NASA launched the first pair of CubeSats as part of a constellation designed to study tropical cyclones from Rocket Lab’s base in Māhia, New Zealand, on May 8, 2023.
The Time-Resolved Observations of Precipitation structure and storm Intensity with a Constellation of Smallsats (TROPICS) mission is a constellation of four identical CubeSats designed to observe tropical cyclones in a unique, inclined low-Earth orbit over Earth’s tropics – an orbit that allows them to travel over any given storm about once an hour. Current weather tracking satellites have a timing of about once every six hours.
NASA and Rocket Lab team members successfully sent commands to the first CubeSat at 1:48am EDT, May 8, before establishing communications with the second CubeSat at 6:31 am EDT.
Karen St Germain, director, Earth Science Division at NASA headquarters in Washington, said, “Providing more frequent imaging will not only improve our situational awareness when a hurricane forms. The data will provide information to models that help us determine how a storm is changing over time, which in turn helps to improve forecasts from our partners like the National Hurricane Center and Joint Typhoon Warning Center.”
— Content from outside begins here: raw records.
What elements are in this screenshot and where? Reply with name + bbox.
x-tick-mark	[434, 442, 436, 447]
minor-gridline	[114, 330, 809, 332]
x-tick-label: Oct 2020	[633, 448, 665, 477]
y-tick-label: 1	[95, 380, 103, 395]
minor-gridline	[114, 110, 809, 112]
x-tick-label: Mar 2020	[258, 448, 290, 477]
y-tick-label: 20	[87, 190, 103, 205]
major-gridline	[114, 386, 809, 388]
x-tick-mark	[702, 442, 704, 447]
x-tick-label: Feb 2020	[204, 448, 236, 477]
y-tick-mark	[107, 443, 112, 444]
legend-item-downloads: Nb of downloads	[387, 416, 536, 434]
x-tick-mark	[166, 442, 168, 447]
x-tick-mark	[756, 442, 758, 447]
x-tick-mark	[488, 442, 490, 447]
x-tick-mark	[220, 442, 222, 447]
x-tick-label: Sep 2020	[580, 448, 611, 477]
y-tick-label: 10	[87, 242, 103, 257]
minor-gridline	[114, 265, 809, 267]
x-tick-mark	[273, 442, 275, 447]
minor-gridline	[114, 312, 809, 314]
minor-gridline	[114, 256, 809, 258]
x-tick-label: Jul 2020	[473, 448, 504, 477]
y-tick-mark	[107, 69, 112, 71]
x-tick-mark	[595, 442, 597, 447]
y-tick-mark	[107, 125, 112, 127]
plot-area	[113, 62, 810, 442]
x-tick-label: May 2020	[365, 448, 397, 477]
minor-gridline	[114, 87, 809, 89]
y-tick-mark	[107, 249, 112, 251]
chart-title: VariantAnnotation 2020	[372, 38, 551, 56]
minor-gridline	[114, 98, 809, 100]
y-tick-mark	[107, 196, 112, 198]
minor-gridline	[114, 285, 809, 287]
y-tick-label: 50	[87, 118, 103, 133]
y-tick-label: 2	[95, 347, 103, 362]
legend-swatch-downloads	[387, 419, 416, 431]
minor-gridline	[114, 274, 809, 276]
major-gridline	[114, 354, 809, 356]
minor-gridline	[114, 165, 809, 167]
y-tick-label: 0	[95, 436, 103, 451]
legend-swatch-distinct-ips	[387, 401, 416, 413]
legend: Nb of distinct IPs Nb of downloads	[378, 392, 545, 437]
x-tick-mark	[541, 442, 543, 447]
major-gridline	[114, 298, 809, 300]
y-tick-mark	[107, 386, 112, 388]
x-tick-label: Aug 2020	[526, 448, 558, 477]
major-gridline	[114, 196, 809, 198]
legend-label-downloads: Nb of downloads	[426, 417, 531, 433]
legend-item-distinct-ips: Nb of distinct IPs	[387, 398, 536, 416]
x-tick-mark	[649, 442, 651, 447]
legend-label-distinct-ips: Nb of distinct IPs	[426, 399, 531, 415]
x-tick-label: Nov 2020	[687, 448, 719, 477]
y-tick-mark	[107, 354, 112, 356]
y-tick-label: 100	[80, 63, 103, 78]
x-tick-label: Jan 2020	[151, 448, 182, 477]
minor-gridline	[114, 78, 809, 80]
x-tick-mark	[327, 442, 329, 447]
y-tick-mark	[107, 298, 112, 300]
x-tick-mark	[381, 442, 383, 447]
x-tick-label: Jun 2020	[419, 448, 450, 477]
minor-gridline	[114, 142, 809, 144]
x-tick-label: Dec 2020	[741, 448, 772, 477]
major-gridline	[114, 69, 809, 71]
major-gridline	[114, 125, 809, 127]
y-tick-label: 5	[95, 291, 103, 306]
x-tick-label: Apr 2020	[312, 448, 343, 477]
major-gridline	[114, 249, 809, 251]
Peter Beck, Rocket Lab founder and CEO, said, “The TROPICS constellation has the real potential to save lives by providing more timely data about storm intensity and providing advance warning to those in storm paths, so it’s an immense privilege to have deployed these spacecraft to their precise orbits before the upcoming storm season. We’re grateful to the NASA team for entrusting us with such a critical mission and we look forward to completing the constellation with the second Electron launch in the coming days.”
Ben Kim, TROPICS program executive for NASA’s Earth Science Division, said, “We are extremely proud of all our partners, including MIT Lincoln Labs, Blue Canyon Technologies, KSAT and Rocket Lab for successfully executing on this first launch. We look forward to the entire constellation being on-orbit to realize the benefits for the agency, as well as for our colleagues around the world.”
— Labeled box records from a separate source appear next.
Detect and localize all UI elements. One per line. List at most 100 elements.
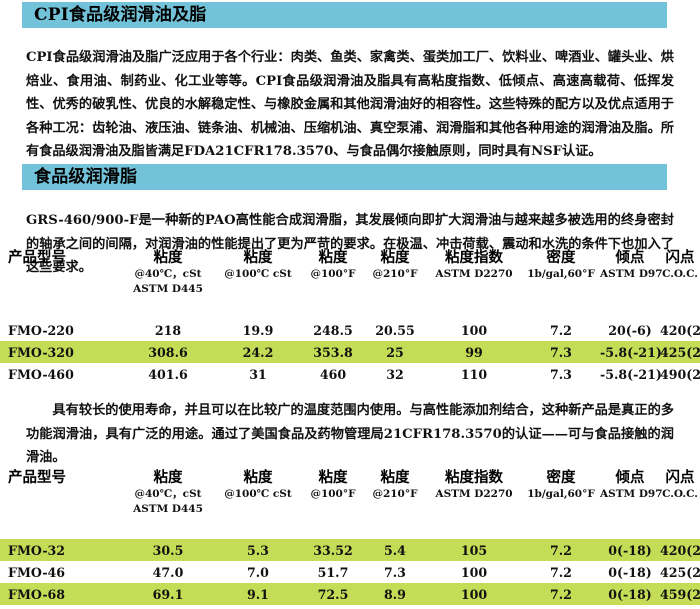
table-header-row: 产品型号 粘度 @40℃，cSt ASTM D445 粘度 @100℃ cSt … <box>0 469 700 517</box>
header-main: 粘度 <box>318 249 348 266</box>
table-cell-value: 7.3 <box>550 366 572 382</box>
header-sub: @100°F <box>310 268 356 280</box>
header-sub: ASTM D97 <box>600 268 663 280</box>
grease-paragraph: GRS-460/900-F是一种新的PAO高性能合成润滑脂，其发展倾向即扩大润滑… <box>26 213 674 276</box>
header-main: 产品型号 <box>8 469 66 486</box>
table-header-cell-product: 产品型号 <box>0 469 122 517</box>
table-header-cell-viscosity-index: 粘度指数 ASTM D2270 <box>426 469 522 517</box>
header-main: 倾点 <box>615 469 645 486</box>
table-cell-value: 490(254) <box>660 366 700 382</box>
table-header-cell-viscosity-210f: 粘度 @210°F <box>364 469 426 517</box>
table-cell-value: 0(-18) <box>608 564 652 580</box>
table-body: FMO-220 218 19.9 248.5 20.55 100 7.2 20(-6) 420(… <box>0 297 700 385</box>
header-sub: ASTM D2270 <box>435 268 513 280</box>
table-cell-value: 100 <box>460 564 488 580</box>
spacer-cell <box>0 517 700 539</box>
header-sub: @40℃，cSt <box>134 488 202 500</box>
section-header-bar-food-grade-grease: 食品级润滑脂 <box>22 164 667 190</box>
table-cell-value: 460 <box>319 366 347 382</box>
table-header-cell-viscosity-100f: 粘度 @100°F <box>302 249 364 297</box>
header-sub: @100°F <box>310 488 356 500</box>
table-cell-value: 25 <box>364 341 426 363</box>
table-row: FMO-460 401.6 31 460 32 110 7.3 -5.8(-21)490(25… <box>0 363 700 385</box>
table-header-cell-pour-point: 倾点 ASTM D97 <box>600 469 663 517</box>
table-header-cell-viscosity-100c: 粘度 @100℃ cSt <box>214 469 302 517</box>
section-title: 食品级润滑脂 <box>34 167 138 187</box>
table-cell-value: 69.1 <box>122 583 214 605</box>
specifications-table-greases: 产品型号 粘度 @40℃，cSt ASTM D445 粘度 @100℃ cSt … <box>0 469 700 605</box>
table-cell-value: 0(-18) <box>600 539 660 561</box>
table-cell-value: 72.5 <box>302 583 364 605</box>
table-cell-product-model: FMO-220 <box>8 322 74 338</box>
table-cell-value: 100 <box>460 322 488 338</box>
table-cell-value: 33.52 <box>302 539 364 561</box>
table-cell-product-model: FMO-460 <box>8 366 74 382</box>
header-sub: @210°F <box>372 268 418 280</box>
header-main: 闪点 <box>665 469 695 486</box>
section-header-bar-food-grade-lubricants: CPI食品级润滑油及脂 <box>22 2 667 28</box>
table-cell-value: 420(216) <box>660 322 700 338</box>
table-header-row: 产品型号 粘度 @40℃，cSt ASTM D445 粘度 @100℃ cSt … <box>0 249 700 297</box>
header-sub: C.O.C. <box>662 268 698 280</box>
header-sub: C.O.C. <box>662 488 698 500</box>
table-cell-product-model: FMO-32 <box>0 539 122 561</box>
intro-paragraph: CPI食品级润滑油及脂广泛应用于各个行业：肉类、鱼类、家禽类、蛋类加工厂、饮料业… <box>26 50 674 160</box>
header-sub2: ASTM D445 <box>133 283 203 295</box>
table-cell-value: 248.5 <box>313 322 353 338</box>
table-header: 产品型号 粘度 @40℃，cSt ASTM D445 粘度 @100℃ cSt … <box>0 249 700 297</box>
header-sub: @210°F <box>372 488 418 500</box>
section-title: CPI食品级润滑油及脂 <box>34 5 207 25</box>
header-main: 粘度 <box>380 249 410 266</box>
table-header-cell-viscosity-100c: 粘度 @100℃ cSt <box>214 249 302 297</box>
middle-paragraph: 具有较长的使用寿命，并且可以在比较广的温度范围内使用。与高性能添加剂结合，这种新… <box>26 403 674 466</box>
table-cell-value: 9.1 <box>214 583 302 605</box>
table-header-cell-density: 密度 1b/gal,60°F <box>522 469 600 517</box>
header-main: 粘度 <box>318 469 348 486</box>
table-cell-value: 5.4 <box>364 539 426 561</box>
table-header-cell-flash-point: 闪点 C.O.C. <box>660 469 700 517</box>
specifications-table-oils: 产品型号 粘度 @40℃，cSt ASTM D445 粘度 @100℃ cSt … <box>0 249 700 385</box>
table-cell-value: 32 <box>386 366 404 382</box>
spacer-cell <box>0 297 700 319</box>
header-main: 粘度 <box>153 249 183 266</box>
table-cell-value: -5.8(-21) <box>600 366 662 382</box>
table-cell-value: 425(218) <box>660 341 700 363</box>
header-main: 粘度指数 <box>445 469 503 486</box>
table-header-cell-pour-point: 倾点 ASTM D97 <box>600 249 663 297</box>
header-main: 粘度 <box>380 469 410 486</box>
table-cell-value: 19.9 <box>242 322 274 338</box>
table-cell-product-model: FMO-68 <box>0 583 122 605</box>
table-cell-product-model: FMO-46 <box>8 564 66 580</box>
header-main: 粘度 <box>243 249 273 266</box>
header-main: 产品型号 <box>8 249 66 266</box>
table-cell-value: 353.8 <box>302 341 364 363</box>
table-header-cell-viscosity-210f: 粘度 @210°F <box>364 249 426 297</box>
header-sub: ASTM D2270 <box>435 488 513 500</box>
table-header-cell-viscosity-40c: 粘度 @40℃，cSt ASTM D445 <box>122 249 214 297</box>
header-sub: @100℃ cSt <box>224 268 292 280</box>
table-cell-value: 7.2 <box>550 322 572 338</box>
table-cell-value: 425(218) <box>660 564 700 580</box>
table-cell-value: 420(216) <box>660 539 700 561</box>
table-cell-value: 7.2 <box>522 583 600 605</box>
table-cell-value: 5.3 <box>214 539 302 561</box>
table-cell-value: 7.2 <box>550 564 572 580</box>
table-cell-value: 7.3 <box>384 564 406 580</box>
header-sub2: ASTM D445 <box>133 503 203 515</box>
header-main: 粘度 <box>243 469 273 486</box>
table-cell-value: 8.9 <box>364 583 426 605</box>
table-spacer-row <box>0 517 700 539</box>
table-cell-value: 7.2 <box>522 539 600 561</box>
table-cell-value: 110 <box>460 366 488 382</box>
table-header-cell-viscosity-40c: 粘度 @40℃，cSt ASTM D445 <box>122 469 214 517</box>
table-body: FMO-3230.55.333.525.41057.20(-18)420(216… <box>0 517 700 605</box>
table-header-cell-flash-point: 闪点 C.O.C. <box>660 249 700 297</box>
table-cell-value: 308.6 <box>122 341 214 363</box>
table-cell-value: 47.0 <box>152 564 184 580</box>
table-cell-value: 459(237) <box>660 583 700 605</box>
table-cell-value: 401.6 <box>148 366 188 382</box>
table-cell-value: 31 <box>249 366 267 382</box>
table-cell-value: 218 <box>154 322 182 338</box>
The second pair of TROPICS CubeSats is planned to launch aboard another Rocket Lab Electron rocket in the coming weeks. The second launch will be timed to insert the next two CubeSats into the TROPICS constellation.
The TROPICS team is led by principal investigator Bill Blackwell at Massachusetts Institute of Technology’s Lincoln Laboratory in Lexington, Massachusetts; and includes researchers from NASA, the National Oceanic and Atmospheric Administration (NOAA), and several universities and commercial partners.